Slate Grove was born and raised in Fort Dodge, Iowa. At an early age he developed a passion for art, which he attributes to his older brother teaching him how to draw. While attending high school, Slate received his first tattoo at the age of 18. So enthralled by the experience of such a permanent art form, he convinced his parents to let him serve a formal apprenticeship under the artist that had given him his first tattoo. While continuing to attend a local community college, Slate worked his way to the top of the ladder in his hometown tattoo studio. After managing the studio for 4 years, he decided it was time to move out of his hometown, and applied to the Cleveland Institute of Art.

In 2001, Slate made the move from a community college and tattoo studio in small town Iowa to one of the top art schools in the country, complete with a job in a Cleveland area tattoo studio. The fall of 2002 offered Slate an opportunity that would prove to be a turning point in his artistic career, his first exposure to glass. Almost instantaneously the medium began to consume his artistic endeavors. Shortly after, he would leave the tattoo studio and work exclusively with glass.

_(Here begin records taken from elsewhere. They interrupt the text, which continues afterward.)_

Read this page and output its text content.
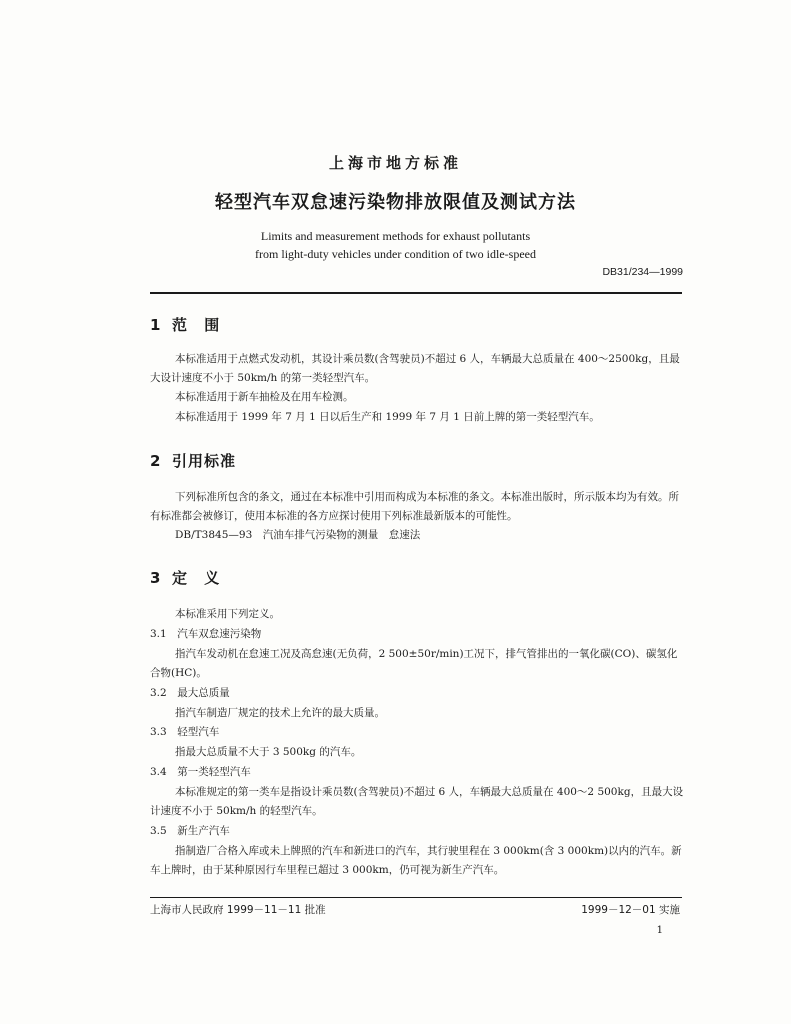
上海市地方标准
轻型汽车双怠速污染物排放限值及测试方法
Limits and measurement methods for exhaust pollutants
from light-duty vehicles under condition of two idle-speed
DB31/234—1999
1 范 围
本标准适用于点燃式发动机，其设计乘员数(含驾驶员)不超过 6 人，车辆最大总质量在 400～2500kg，且最大设计速度不小于 50km/h 的第一类轻型汽车。
本标准适用于新车抽检及在用车检测。
本标准适用于 1999 年 7 月 1 日以后生产和 1999 年 7 月 1 日前上牌的第一类轻型汽车。
2 引用标准
下列标准所包含的条文，通过在本标准中引用而构成为本标准的条文。本标准出版时，所示版本均为有效。所有标准都会被修订，使用本标准的各方应探讨使用下列标准最新版本的可能性。
DB/T3845—93　汽油车排气污染物的测量　怠速法
3 定 义
本标准采用下列定义。
3.1　汽车双怠速污染物
指汽车发动机在怠速工况及高怠速(无负荷，2 500±50r/min)工况下，排气管排出的一氧化碳(CO)、碳氢化合物(HC)。
3.2　最大总质量
指汽车制造厂规定的技术上允许的最大质量。
3.3　轻型汽车
指最大总质量不大于 3 500kg 的汽车。
3.4　第一类轻型汽车
本标准规定的第一类车是指设计乘员数(含驾驶员)不超过 6 人，车辆最大总质量在 400～2 500kg，且最大设计速度不小于 50km/h 的轻型汽车。
3.5　新生产汽车
指制造厂合格入库或未上牌照的汽车和新进口的汽车，其行驶里程在 3 000km(含 3 000km)以内的汽车。新车上牌时，由于某种原因行车里程已超过 3 000km，仍可视为新生产汽车。
上海市人民政府 1999－11－11 批准	1999－12－01 实施
1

If I had to pick my single largest accomplishment with glass, it would have to be when I was afforded the opportunity to present Itzhak Perlman with a glass violin. The chance to stand on a stage like Severance Hall and present a piece of my work to a music icon of his stature still astounds me.

Slate currently lives in New York and works as artist, assistant and teacher at Brooklyn's Urban Glass. Teaching and working with glass has also taken him to Massachusetts, Maine, North Carolina and Florida. He has exhibited his work in New York, Ohio and Kentucky.